Japanese AI System by Sakana Reportedly Beats Claude 5 on Certain Benchmarks

Japanese AI firm Sakana AI has announced Fugu and Fugu Ultra, multi-model solutions that can orchestrate several AI models through one API. The business says Fugu Ultra matches or beats Anthropic’s Claude Fable 5 and Mythos Preview on major coding, reasoning, and scientific metrics.

Japanese AI system by Sakana reportedly beats Claude 5 on certain benchmarks
Japanese AI system by Sakana reportedly beats Claude 5 on certain benchmarks

A new AI system dubbed Fugu has been released by the Japanese AI company Sakana. It does not depend on any one model. In order to do complicated tasks, it is able to coordinate various AI models via a single API.

The Japanese firm said that Fugu Ultra was just as good as Mythos Preview and Anthropic Fable 5. The Japanese AI surpassed Fable 5 on some tasks and performed better than Anthropic's products on important engineering, scientific, and reasoning standards.

Sakana Vs Anthropic-AI Battle Heats up

According to the figures provided by Sakana, Fugu outperforms Anthropic's Claude Fable 5 on LiveCodeBench. This open-source benchmark outperforms the previous Claude Mythos Preview model on GPQA-D (Diamond) and measures coding performance on software problem-solving tasks that are renewed regularly (Fugu Ultra: 93.2, Fugu: 92.9, Fable: 89.8). There are 198 multiple-choice questions covering scientific topics at the doctoral level (Fugu Ultra: 95.5, Fugu: 95.5, Mythos Preview: 94.6).

Just three days after their debut, Anthropic rolled back two of its most powerful and proficient models, Fable 5 and Mythos 5. The move comes after the US government ordered that the firm block all overseas users over worries about national security. The underlying model Mythos, which Anthropic showcased in April but withheld from mass release because to concerns about its power, is the foundation of Fable 5. This action was also made in response to fears that malicious actors could exploit it to hijack banking systems or create bioweapons.

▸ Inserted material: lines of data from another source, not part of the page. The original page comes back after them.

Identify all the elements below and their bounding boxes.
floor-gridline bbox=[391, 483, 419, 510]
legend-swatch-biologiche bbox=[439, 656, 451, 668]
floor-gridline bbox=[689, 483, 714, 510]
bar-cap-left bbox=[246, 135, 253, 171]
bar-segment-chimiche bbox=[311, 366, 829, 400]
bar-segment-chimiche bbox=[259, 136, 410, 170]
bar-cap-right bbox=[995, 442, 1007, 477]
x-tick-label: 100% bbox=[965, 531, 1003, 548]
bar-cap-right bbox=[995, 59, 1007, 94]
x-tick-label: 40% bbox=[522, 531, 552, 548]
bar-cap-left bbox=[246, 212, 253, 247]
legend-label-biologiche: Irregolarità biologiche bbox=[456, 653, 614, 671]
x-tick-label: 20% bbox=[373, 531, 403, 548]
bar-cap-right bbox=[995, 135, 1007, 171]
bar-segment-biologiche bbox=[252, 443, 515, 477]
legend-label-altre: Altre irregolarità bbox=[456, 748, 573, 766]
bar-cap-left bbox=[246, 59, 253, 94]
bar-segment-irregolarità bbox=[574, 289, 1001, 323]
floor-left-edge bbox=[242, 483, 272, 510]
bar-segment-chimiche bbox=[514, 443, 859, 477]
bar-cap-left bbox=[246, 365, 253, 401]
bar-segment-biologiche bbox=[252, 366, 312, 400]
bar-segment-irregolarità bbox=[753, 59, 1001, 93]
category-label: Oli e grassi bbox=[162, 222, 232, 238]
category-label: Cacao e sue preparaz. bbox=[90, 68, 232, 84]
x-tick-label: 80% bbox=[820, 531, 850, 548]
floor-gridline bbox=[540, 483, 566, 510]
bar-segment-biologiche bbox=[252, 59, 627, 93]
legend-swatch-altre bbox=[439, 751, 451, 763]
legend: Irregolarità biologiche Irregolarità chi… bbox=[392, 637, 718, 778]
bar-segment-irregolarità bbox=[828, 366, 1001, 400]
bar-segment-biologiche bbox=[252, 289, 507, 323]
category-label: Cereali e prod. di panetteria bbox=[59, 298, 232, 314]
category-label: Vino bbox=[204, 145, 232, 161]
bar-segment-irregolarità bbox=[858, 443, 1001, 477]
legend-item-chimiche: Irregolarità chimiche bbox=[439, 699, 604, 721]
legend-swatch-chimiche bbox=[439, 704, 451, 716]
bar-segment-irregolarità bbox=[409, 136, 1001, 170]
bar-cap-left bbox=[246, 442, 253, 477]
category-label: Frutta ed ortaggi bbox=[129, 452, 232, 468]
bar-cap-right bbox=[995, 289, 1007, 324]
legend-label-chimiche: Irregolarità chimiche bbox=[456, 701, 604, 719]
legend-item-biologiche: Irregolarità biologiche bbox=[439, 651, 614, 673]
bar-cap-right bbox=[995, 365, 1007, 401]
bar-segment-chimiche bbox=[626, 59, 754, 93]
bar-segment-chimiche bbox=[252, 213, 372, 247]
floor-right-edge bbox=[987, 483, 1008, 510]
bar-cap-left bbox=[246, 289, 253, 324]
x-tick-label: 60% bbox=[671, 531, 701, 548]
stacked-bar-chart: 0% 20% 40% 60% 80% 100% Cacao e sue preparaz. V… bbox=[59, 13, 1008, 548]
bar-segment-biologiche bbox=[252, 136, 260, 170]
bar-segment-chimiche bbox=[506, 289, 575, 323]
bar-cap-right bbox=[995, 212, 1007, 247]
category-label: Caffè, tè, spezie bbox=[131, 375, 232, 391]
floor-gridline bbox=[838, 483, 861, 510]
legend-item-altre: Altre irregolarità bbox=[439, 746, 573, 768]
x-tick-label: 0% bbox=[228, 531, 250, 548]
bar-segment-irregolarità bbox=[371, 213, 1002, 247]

As far as the business is concerned, Mythos found security holes in all of the main browsers and operating systems it evaluated. Some of these weaknesses had apparently been there for decades, undiscovered. So, they developed a regulated program named Project Glasswing and gave it to about fifty approved organisations to use for defensive cybersecurity tasks. Among those organisations were Google, Apple, Amazon, Microsoft, and CrowdStrike.

Fugu & Fugu Ultra by Sakana

Two versions were released by Sakana on June 22nd. Among Fugu's many common uses are coding and chatting. Research into artificial intelligence, paper replication, cybersecurity analysis, and patent investigations are some of the more complicated tasks that will make use of Fugu Ultra.

Additionally, the business asserted that their testing demonstrated that Fugu models achieved better results than OpenAI's GPT-5.5, Anthropic's Opus 4.8, Google's Gemini 3.1 Pro, and themselves. Among these activities are financial time-series prediction, one-shot chess, mechanical design, automated research, and analysis of Japanese handwriting. David Ha, a former head of research at Stability AI, and Llion Jones, a co-author of Google's foundational 2017 "Attention Is All You Need" paper, established Tokyo-based Sakana AI in 2023.